Bea Masuk Impor Naik Bukan Kejar Setoran

tambahan pendapatan bea masuk dari kebijakan kenaikan tarif bea masuk barang konsumsi hanya Rp 800 miliar hingga akhir tahun.

oleh Fiki Ariyanti diperbarui 27 Jul 2015, 19:03 WIB
Diterbitkan 27 Jul 2015, 19:03 WIB
Ekspor Impor 3 (Liputan6.com/M.Iqbal)

Liputan6.com, Jakarta - Pemerintah menegaskan bahwa penyesuaian tarif bea masuk barang konsumsi impor rata-rata 5 persen bukan untuk mengejar penerimaan negara.

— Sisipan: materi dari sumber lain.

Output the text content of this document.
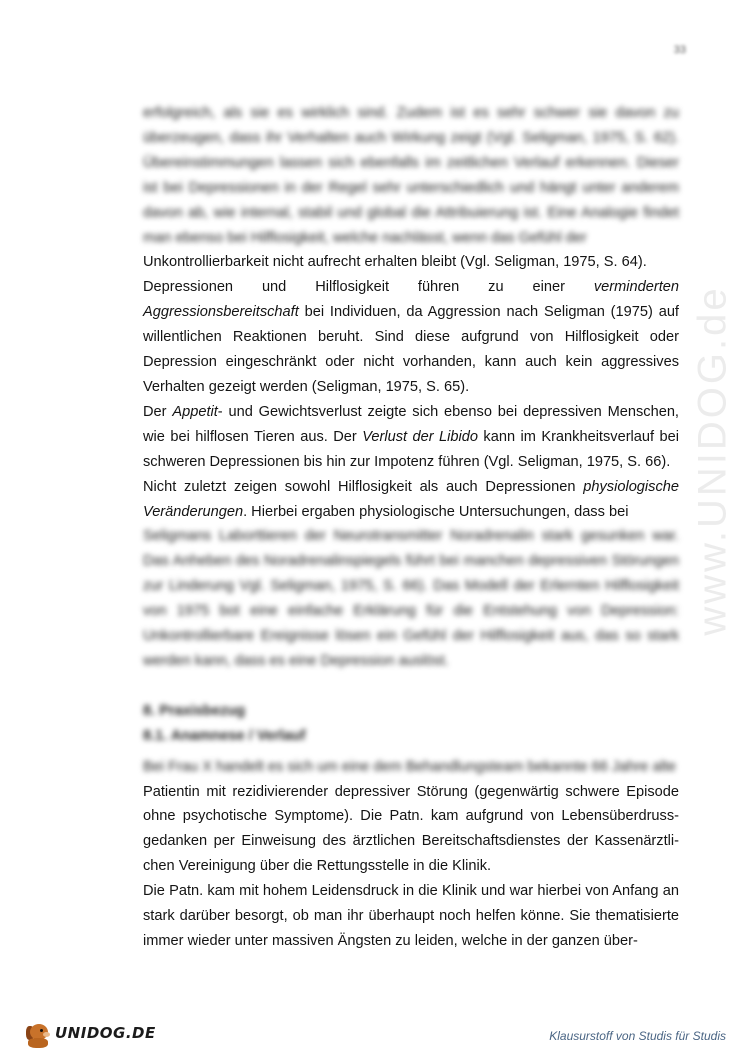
33
www.UNIDOG.de

erfolgreich, als sie es wirklich sind. Zudem ist es sehr schwer sie davon zu überzeugen, dass ihr Verhalten auch Wirkung zeigt (Vgl. Seligman, 1975, S. 62). Übereinstimmungen lassen sich ebenfalls im zeitlichen Verlauf erkennen. Dieser ist bei Depressionen in der Regel sehr unterschiedlich und hängt unter anderem davon ab, wie internal, stabil und global die Attribuierung ist. Eine Analogie findet man ebenso bei Hilflosigkeit, welche nachlässt, wenn das Gefühl der

Unkontrollierbarkeit nicht aufrecht erhalten bleibt (Vgl. Seligman, 1975, S. 64).

Depressionen und Hilflosigkeit führen zu einer verminderten Aggressionsbereitschaft bei Individuen, da Aggression nach Seligman (1975) auf willentlichen Reaktionen beruht. Sind diese aufgrund von Hilflosigkeit oder Depression eingeschränkt oder nicht vorhanden, kann auch kein aggressives Verhalten gezeigt werden (Seligman, 1975, S. 65).

Der Appetit- und Gewichtsverlust zeigte sich ebenso bei depressiven Menschen, wie bei hilflosen Tieren aus. Der Verlust der Libido kann im Krankheitsverlauf bei schweren Depressionen bis hin zur Impotenz führen (Vgl. Seligman, 1975, S. 66).

Nicht zuletzt zeigen sowohl Hilflosigkeit als auch Depressionen physiologische Veränderungen. Hierbei ergaben physiologische Untersuchungen, dass bei

Seligmans Laborttieren der Neurotransmitter Noradrenalin stark gesunken war. Das Anheben des Noradrenalinspiegels führt bei manchen depressiven Störungen zur Linderung Vgl. Seligman, 1975, S. 66). Das Modell der Erlernten Hilflosigkeit von 1975 bot eine einfache Erklärung für die Entstehung von Depression: Unkontrollierbare Ereignisse lösen ein Gefühl der Hilflosigkeit aus, das so stark werden kann, dass es eine Depression auslöst.

8. Praxisbezug

8.1. Anamnese / Verlauf

Bei Frau X handelt es sich um eine dem Behandlungsteam bekannte 66 Jahre alte

Patientin mit rezidivierender depressiver Störung (gegenwärtig schwere Episode ohne psychotische Symptome). Die Patn. kam aufgrund von Lebensüberdruss-gedanken per Einweisung des ärztlichen Bereitschaftsdienstes der Kassenärztli-chen Vereinigung über die Rettungsstelle in die Klinik.

Die Patn. kam mit hohem Leidensdruck in die Klinik und war hierbei von Anfang an stark darüber besorgt, ob man ihr überhaupt noch helfen könne. Sie thematisierte immer wieder unter massiven Ängsten zu leiden, welche in der ganzen über-

UNIDOG.DE	Klausurstoff von Studis für Studis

Pasalnya, tambahan pendapatan bea masuk dari kebijakan ini hanya Rp 800 miliar hingga akhir tahun.

Pelaksana Tugas Kepala Badan Kebijakan Fiskal (BKF) Kementerian Keuangan, Suahasil Nazara mengatakan, rata-rata tarif bea masuk impor sebelum Peraturan Menteri Keuangan (PMK) Nomor 132/2015 berlaku sebesar 7,26 persen. Dan setelah ada kenaikkan rata-rata 5 persen, rata-rata tarif bea masuk impor di Indonesia menjadi 8,83 persen.

PMK Nomor 132/PMK.010/2015 tentang Perubahan Ketiga Atas PMK Nomor 213/PMK/011/2011 tentang Penetapan Sistem Klasifikasi Barang dan Pembebaban Tarif Bea Masuk Atas Barang Impor.

"Kalau melihat kenaikan rata-rata tarif bea masuk impor kecil, jadi ini bukan dimaksudkan untuk penerimaan negara," tegas Suahasil saat Konferensi Pers di kantornya, Jakarta, Senin (27/7/2015).

Lebih jauh dia menyebut, estimasi pemerintah atas tambahan penerimaan negara dari penerapan kebijakan ini hanya Rp 800 miliar selama enam bulan ke depan.

"Pendapatan bea masuk tahun ini bisa dapat tambahan Rp 800 miliar dari target 2015 sebesar Rp 38 triliun. Sedangkan realisasi penerimaan negara dari bea masuk di 2010 sebesar Rp 35 triliun," paparnya.

Dijelaskan Suahasil, pendapatan negara dari bea masuk impor tidak melonjak signifikan karena hampir lima tahun tarif bea masuk atas barang impor tidak mengalami perubahan. Inilah yang diakuinya menjadi alasan utama pemerintah menaikkan tarif bea masuk barang konsumsi impor.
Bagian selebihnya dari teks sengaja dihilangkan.